Notes on the news:
Happy days aren't here again
Sure, the recession's over, but we have a long way to go to get over the hump
If there is such thing as a hospital executive who is suffering from unremitting euphoria, let us offer an article in the latest Atlantic magazine as a tonic.
In it, writer Don Peck paints a portrait of a dystopian America plagued by joblessness. Although the current Great Recession, which began in December 2007, may be technically over, unemployment stubbornly lingers. Peck notes that each recession since 1980 has retreated more slowly than its predecessor. The share of the civilian population with jobs has never returned to its peak. Incomes have been stagnant. The nation’s unemployment rate hit 10% last fall and has receded only slightly. If you count people who have given up looking for work or are working part time because they can’t get full-time employment, the rate is more like 17%.
Peck notes how lack of work takes an especially hard psychological and physical toll on males, who tend to stake much of their self-worth on their jobs. Symptoms include a crippling disorientation, aggression, domestic violence and substance abuse.
The article suggests that we can expect these problems to continue for a long time. The federal stimulus package enacted a year ago may have kept the nation from tipping into a second Great Depression, but it was hardly a panacea. Congress is fumbling around with a jobs bill.
The article does not examine healthcare, but if its arguments are correct, the implications for hospitals are not pretty. They can expect busier emergency rooms, with more victims of violence. They can look forward to more psychological problems and substance-abuse patients. They can expect to be strained financially as even more people who have lost their jobs and insurance coverage stream through the doors.

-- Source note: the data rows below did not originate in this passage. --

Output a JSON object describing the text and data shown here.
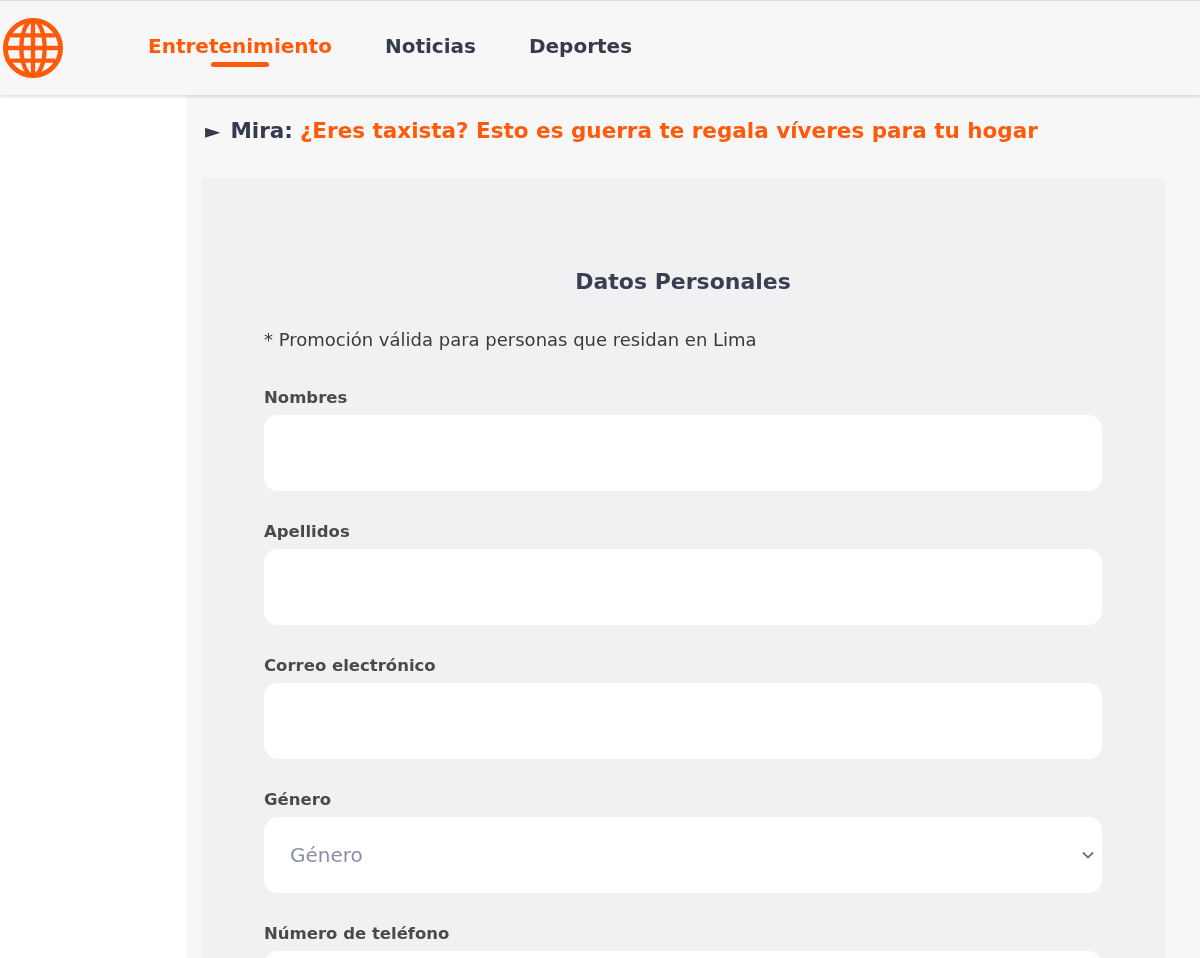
{
  "header": {
    "nav": [
      {
        "label": "Entretenimiento",
        "selected": true
      },
      {
        "label": "Noticias",
        "selected": false
      },
      {
        "label": "Deportes",
        "selected": false
      }
    ]
  },
  "promo": {
    "marker": "►",
    "prefix": "Mira:",
    "link": "¿Eres taxista? Esto es guerra te regala víveres para tu hogar"
  },
  "form": {
    "title": "Datos Personales",
    "note": "* Promoción válida para personas que residan en Lima",
    "fields": [
      {
        "kind": "text",
        "label": "Nombres"
      },
      {
        "kind": "text",
        "label": "Apellidos"
      },
      {
        "kind": "text",
        "label": "Correo electrónico"
      },
      {
        "kind": "select",
        "label": "Género",
        "placeholder": "Género"
      },
      {
        "kind": "text",
        "label": "Número de teléfono"
      }
    ]
  }
}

And they cannot count on government to pay all the bills because the federal government and the states are fiscally strained as well.
Speaking of a lack of government help, we noted the announcement last week by Democratic Sen. Evan Bayh of Indiana that he would not run for re-election. Bayh complained about a lack of bipartisanship in Congress and cited the jobs legislation and a deficit commission bill as examples.

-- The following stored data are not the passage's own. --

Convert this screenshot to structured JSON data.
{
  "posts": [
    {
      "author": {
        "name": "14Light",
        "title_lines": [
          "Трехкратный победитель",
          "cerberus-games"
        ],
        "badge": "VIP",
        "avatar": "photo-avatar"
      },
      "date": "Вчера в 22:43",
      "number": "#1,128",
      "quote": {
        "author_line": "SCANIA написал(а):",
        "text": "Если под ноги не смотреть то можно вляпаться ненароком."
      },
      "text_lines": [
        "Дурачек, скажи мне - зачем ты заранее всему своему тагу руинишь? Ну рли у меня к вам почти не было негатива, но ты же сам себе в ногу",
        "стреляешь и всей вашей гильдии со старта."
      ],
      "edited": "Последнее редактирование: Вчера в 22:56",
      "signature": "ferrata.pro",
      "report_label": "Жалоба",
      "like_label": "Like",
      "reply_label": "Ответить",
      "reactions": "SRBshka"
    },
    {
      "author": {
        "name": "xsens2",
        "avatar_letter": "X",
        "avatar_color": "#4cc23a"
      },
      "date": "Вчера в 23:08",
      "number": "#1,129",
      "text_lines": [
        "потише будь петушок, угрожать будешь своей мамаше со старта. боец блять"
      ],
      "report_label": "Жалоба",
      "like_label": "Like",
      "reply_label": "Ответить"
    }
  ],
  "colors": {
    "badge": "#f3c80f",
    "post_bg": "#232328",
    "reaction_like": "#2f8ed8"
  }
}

Curiously, he didn’t speak of healthcare reform, which is the most prominent example of the partisan divide in Washington. Perhaps the senator has mixed feelings about this issue. His wife, a former drug company lawyer, has become something of a professional corporate board sitter. She has collected millions of dollars serving on the boards of a variety of companies, including pharmaceutical and biotechnology enterprises as well as insurance giant WellPoint.

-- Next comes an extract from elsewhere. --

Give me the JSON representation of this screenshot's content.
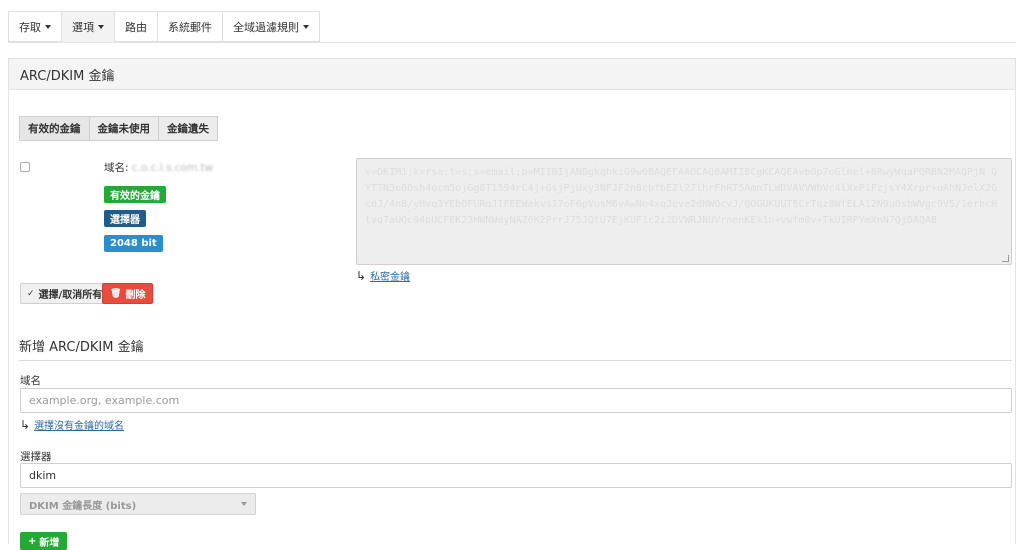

Bayh is hardly alone. Congress is filled with members who hold outside financial interests or whose spouses are lobbyists for special interests. Being in government—or close to it—can be quite lucrative.
The senator’s departing criticism falls short of the target. The problem isn’t so much a lack of bipartisanship as a lack of statesmanship: governing with wisdom, skill and a selfless devotion to country. Self-preservation, self-enrichment and ideology drive today’s government. You have to search awfully hard to find anyone in Congress who matches the description of a statesman.
It’s too bad members of Congress such as Bayh think they can’t make a difference in Washington. Several Democrats and Republicans have announced they will retire. Maybe they will be replaced by a new crop of lawmakers with rearranged priorities—statesmen who can secure affordable healthcare coverage for millions of their countrymen, particularly the ones without jobs.